L’oppression. Par Lionel Degouy.
Deux mondes s’affrontent, et c’est terrible. L’oppression devient la règle. Personne ne semble l’imaginer ainsi, mais c’est l’amour contre la haine et l’autre n’est plus rien. On peut y glisser des évidences débiles, des jugements quasiment pathologiques de mépris du différent, rien n’y fait : on est haïs. Et on haït tant l’amour parfois que rien n’est plus tenable, rien n’est plus, nulle part, autre chose que ce désarroi totalement affligeant : il faut la guerre. Et pourtant si j’ai peur, ce n’est que très rarement pour moi, mais bien pour ces gamins, ces jeunes que l’on laisse là, sur le bord du chemin. Des gamins qui ne prendront jamais la route. La route des autres et de l’amour. C’est mortifère en soit et nulle part l’espoir ne nous dit où il est. Inutile également de chercher bien en nous, là, cette fameuse capacité que nous aurions à nous sauver nous-même. Ce serait une erreur, puisqu’il en est risible d’avoir à rappeler qu’il faut être au moins deux pour faire un monde. Il faut la constater, sans doute, cette évidence que l’on rappelle. Et en analyser certaines causes pour simplement survivre.
Je rentre à Montpellier certain de n’en être parti que pour me perdre un peu. Mais rien de nécessaire en cela. Rien d’inutile non plus vraiment, à part cette infernale piqûre de rappel : on crève un peu chaque jour, sans rien faire, de la connerie des gens qui ont créés l’histoire de l’enfance de malheur qui nous porte parfois. L’enfance. Cette enfance. Nos enfances. Les nôtres et pas les autres. On y voit tout. On y voit comment on vit, comment on meurt. Comment on aime, aussi. Fort heureusement. Fort heureusement on aime, on s’aime, on est aimé. Il n’y a bien que l’ignorance pour s’en moquer.

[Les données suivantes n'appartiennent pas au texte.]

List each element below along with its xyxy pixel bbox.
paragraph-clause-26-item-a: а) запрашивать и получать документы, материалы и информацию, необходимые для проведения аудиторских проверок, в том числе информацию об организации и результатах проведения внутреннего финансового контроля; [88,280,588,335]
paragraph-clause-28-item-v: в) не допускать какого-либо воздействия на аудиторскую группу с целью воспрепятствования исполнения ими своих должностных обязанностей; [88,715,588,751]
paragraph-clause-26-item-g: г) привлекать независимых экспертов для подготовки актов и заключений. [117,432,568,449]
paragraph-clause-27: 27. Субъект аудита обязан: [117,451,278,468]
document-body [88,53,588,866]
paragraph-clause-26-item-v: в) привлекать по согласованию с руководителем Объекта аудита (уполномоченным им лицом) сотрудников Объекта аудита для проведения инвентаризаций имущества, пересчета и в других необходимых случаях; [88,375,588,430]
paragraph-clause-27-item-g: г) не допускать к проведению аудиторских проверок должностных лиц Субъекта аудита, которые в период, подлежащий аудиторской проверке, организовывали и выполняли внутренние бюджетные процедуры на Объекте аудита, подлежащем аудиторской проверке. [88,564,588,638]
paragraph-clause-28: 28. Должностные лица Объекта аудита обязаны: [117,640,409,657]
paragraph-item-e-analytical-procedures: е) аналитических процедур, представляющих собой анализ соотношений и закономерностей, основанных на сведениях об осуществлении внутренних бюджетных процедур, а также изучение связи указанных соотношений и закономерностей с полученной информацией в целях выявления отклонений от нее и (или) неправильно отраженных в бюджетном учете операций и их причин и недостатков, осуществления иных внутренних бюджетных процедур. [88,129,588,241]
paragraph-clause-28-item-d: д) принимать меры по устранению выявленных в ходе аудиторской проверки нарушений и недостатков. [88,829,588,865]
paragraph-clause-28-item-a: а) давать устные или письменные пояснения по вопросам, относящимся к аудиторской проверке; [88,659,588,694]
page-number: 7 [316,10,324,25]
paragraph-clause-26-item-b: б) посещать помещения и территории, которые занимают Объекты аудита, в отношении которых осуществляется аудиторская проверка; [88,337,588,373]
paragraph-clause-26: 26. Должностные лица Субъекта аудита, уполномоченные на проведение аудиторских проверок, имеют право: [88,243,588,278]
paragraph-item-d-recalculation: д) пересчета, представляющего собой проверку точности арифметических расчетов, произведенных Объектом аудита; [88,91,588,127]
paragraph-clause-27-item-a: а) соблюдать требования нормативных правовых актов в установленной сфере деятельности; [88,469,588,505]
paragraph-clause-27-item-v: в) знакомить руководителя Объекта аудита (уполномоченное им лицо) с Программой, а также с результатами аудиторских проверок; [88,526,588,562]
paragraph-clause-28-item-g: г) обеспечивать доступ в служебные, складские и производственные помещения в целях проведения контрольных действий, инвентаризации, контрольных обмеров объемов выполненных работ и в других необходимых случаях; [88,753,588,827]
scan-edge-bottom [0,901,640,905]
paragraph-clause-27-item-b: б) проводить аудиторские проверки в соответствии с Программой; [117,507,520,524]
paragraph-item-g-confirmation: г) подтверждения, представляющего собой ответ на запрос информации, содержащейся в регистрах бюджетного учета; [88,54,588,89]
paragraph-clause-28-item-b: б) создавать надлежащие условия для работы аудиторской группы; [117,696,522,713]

De petite révolution en petite révolution, l’homme avance en tâtonnant. Souvent ce sont les mots – ses amis – qui lui permettent, en prolongement de la gestuelle et des limites qu’elle a, d’élaborer une relation plus complexe que la guerre. Par exemple, la paix. Mais bizarrement la vraie complexité n’est pas de ce monde. On pourra toujours penser, et l’on aura souvent raison, que la paix parait plus simple à l’homme s’il n’est pas de mauvaise foi. Hélas, c’est dans les gestes brusques que se déroule la vie bien étriquée de l’homme. Et c’est pourquoi il nous faut dire froidement la méchanceté comme devenir de ce même homme s’il n’est pas maintenue par des mots, des gestes doux qui l’apaisent et lui font voir un horizon tel que cette paix tant attendue de tous. En ces temps de guerre furieuse et désormais universelle, il est bon de dire toute la violence de l’homme, alors même qu’il aspire, souvent sans le savoir, au calme nécessaire à la paix des peuples et des individus. Qu’est-ce donc que cette haine ? L’ennuie sans doute, bien entendu. Mais autres chose encore le guide vers la guerre, et je dois dire que je n’en vois pas la cause profonde. Pleurer m’aide à comprendre parfois que ce besoin de paix ne peut être perçue que par certains et à certains moments précis. Car beaucoup ne pleurent pas. Jamais. C’est plus que regrettable. Et plusieurs le déplorent autant que moi. Mais faut-il faire de la douleur et du désespoir profond les fondements de cette paix, puisque beaucoup ne pleurent comme des enfants que lorsque cette douleur se trouve bien face à eux, au sein même de leur chair. Les révolutions sont souvent faites de ces douleurs ; faut-il vouloir la guerre pour espérer la paix ? Pourtant, j’ai bien le sentiment de ne savoir qu’aimer. C’est là – tant la douleur est grande, parfois – la maladie la plus coriace qui soit ; comme une espèce de langueur presque fade si l’on y prend garde, et qui s’appelle le désespoir total. Il est fort rare – et toujours aussi loin du suicide dans ses arguments – mais si réel.
Bien réel.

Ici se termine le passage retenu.